Is vendor lock-in cloud computing's little secret?
Written by Dan Kusnetzky, Contributor

After speaking with Andres Rodriguez, Founder and CEO of Nasuni about his company's interesting cloud storage offering, I spent a little bit of time on the company's website.

Nasuni, by the way, is offering a clever, simplified cloud storage and protection service that could make life easier for many mid-tier companies. I'm working on editing a Nasuni customer profile and hope to post it in the near future.

While visiting the Nasuni website, I came across an insightful post, The Cloud’s Little Secret: Vendor Lock-In and thought the ideas there would be worth a few comments.

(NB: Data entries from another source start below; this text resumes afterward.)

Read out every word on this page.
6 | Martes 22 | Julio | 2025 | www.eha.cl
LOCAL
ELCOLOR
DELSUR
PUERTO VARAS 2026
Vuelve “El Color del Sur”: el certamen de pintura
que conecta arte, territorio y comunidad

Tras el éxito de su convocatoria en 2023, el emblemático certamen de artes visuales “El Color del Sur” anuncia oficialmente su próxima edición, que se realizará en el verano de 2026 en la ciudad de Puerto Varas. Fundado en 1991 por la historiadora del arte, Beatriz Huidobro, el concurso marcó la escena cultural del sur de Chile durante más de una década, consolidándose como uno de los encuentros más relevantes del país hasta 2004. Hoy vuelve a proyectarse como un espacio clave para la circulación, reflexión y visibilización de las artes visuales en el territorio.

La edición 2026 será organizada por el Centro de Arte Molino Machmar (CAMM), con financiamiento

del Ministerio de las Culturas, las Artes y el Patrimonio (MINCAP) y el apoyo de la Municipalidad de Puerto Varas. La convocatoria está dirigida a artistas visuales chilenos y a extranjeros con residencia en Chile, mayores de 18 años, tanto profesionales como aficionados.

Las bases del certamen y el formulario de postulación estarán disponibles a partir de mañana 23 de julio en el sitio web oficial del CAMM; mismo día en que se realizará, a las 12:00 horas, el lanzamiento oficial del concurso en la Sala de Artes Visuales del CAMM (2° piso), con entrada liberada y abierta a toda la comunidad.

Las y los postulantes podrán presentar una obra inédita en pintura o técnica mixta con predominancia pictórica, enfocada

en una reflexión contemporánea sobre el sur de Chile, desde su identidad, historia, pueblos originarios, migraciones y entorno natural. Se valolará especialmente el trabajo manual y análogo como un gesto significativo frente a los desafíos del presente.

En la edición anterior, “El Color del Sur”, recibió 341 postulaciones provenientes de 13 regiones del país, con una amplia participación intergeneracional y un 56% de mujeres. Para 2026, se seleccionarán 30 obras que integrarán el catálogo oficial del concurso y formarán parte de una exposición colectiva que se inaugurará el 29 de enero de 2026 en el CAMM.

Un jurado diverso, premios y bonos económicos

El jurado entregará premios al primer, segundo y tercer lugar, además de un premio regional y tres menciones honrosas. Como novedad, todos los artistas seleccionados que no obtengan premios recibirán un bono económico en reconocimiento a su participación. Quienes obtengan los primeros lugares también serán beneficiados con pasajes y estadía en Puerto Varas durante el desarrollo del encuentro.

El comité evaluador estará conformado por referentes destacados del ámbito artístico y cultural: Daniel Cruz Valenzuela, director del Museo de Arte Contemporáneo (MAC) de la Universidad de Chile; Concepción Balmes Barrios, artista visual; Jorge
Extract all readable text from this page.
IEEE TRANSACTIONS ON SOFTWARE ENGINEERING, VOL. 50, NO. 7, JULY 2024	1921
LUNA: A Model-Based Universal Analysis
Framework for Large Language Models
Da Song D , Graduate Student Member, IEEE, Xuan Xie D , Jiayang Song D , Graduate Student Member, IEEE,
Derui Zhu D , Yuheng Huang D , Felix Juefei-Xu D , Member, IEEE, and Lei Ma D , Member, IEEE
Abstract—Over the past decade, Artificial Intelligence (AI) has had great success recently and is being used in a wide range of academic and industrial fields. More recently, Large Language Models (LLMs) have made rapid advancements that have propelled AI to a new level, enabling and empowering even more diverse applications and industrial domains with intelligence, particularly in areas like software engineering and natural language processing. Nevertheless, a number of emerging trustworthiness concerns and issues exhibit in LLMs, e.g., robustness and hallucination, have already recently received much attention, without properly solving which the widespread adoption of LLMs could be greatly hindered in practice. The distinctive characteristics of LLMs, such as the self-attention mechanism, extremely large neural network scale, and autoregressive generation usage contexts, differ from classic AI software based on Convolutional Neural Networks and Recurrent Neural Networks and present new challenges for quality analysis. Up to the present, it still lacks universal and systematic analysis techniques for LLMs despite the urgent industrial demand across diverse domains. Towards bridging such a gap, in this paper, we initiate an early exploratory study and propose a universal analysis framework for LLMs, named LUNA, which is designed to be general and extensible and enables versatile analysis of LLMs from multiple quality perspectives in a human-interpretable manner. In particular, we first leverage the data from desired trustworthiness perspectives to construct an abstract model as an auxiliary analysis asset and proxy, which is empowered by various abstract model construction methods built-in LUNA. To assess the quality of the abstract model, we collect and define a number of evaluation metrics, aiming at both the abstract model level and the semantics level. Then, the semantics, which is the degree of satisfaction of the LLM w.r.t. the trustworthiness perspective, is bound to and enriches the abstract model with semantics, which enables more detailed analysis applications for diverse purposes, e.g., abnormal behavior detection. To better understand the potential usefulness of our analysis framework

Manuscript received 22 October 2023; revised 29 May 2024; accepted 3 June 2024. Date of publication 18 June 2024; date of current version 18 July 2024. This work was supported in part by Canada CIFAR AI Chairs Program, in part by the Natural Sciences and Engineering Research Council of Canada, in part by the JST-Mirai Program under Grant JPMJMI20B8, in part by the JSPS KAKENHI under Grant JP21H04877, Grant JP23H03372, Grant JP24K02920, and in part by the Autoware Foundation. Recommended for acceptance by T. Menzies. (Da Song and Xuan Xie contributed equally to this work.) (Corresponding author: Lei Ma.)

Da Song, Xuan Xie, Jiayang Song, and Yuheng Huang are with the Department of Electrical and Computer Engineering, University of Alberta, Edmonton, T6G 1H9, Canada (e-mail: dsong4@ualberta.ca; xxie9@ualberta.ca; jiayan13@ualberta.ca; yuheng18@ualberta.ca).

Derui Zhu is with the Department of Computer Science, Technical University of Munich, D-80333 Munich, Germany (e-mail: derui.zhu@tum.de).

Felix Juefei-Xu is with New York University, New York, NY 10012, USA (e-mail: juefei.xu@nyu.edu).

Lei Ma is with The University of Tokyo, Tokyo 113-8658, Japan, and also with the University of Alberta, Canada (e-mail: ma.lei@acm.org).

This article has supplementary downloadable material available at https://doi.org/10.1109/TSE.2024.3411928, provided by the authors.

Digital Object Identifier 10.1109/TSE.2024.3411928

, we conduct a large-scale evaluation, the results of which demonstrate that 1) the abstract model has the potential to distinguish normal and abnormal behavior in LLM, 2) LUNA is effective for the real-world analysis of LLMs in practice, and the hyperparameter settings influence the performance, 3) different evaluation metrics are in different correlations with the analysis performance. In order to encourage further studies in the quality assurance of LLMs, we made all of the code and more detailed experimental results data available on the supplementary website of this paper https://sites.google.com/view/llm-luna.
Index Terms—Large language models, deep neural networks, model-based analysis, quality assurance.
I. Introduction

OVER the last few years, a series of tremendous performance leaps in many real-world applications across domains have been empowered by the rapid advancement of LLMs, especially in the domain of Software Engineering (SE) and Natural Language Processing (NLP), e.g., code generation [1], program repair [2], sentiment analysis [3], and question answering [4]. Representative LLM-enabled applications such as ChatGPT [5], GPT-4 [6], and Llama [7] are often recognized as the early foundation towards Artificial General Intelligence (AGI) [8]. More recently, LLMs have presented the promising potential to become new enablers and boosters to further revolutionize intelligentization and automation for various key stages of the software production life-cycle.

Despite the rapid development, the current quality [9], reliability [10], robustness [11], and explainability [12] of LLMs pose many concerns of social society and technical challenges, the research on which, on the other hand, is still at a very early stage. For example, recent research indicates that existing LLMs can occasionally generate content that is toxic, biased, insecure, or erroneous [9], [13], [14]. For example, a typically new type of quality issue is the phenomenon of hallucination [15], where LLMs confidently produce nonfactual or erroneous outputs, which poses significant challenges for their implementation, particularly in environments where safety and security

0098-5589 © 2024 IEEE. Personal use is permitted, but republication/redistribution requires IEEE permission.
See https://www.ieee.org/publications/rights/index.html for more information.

Is Lock-in simply part of the package?

If one looks objectively at many Software as a Service (SaaS) and Platform as a Service (PaaS) offerings, it is easy to come to the conclusion lock-in is part of the service!  Call it an added feature if you'd like.Once an organization puts there data into these applications or uses the suppliers proprietary application framework and APIs, the customer is firmly locked in.

This one of the reasons that large organizations are waiting for standards to emerge allowing a greater level of interoperability and data migration. Other reasons include concerns about security, data retention, compliance and the ability to survive an audit.

Rushing in can be a survival thing

That being said, many organizations are rushing in anyway. It appears that they are more concerned with lowering their overall costs now. They're not really thinking far enough into the future to put lock-in avoidance on their list of priorities.

I guess the decision-makers' reasoning is that if the company doesn't lower its overall costs now, it won't survive. If it doesn't  survive, what difference does a little lock-in make?

Looking back, will survivors think rushing in was a good approach?

A few years down the road, however, survivors are likely to take a dim view of the decision-makers who gladly donned a vendor's handcuffs and ankle chains to save a little money. I guess we'll all have to see how this plays out.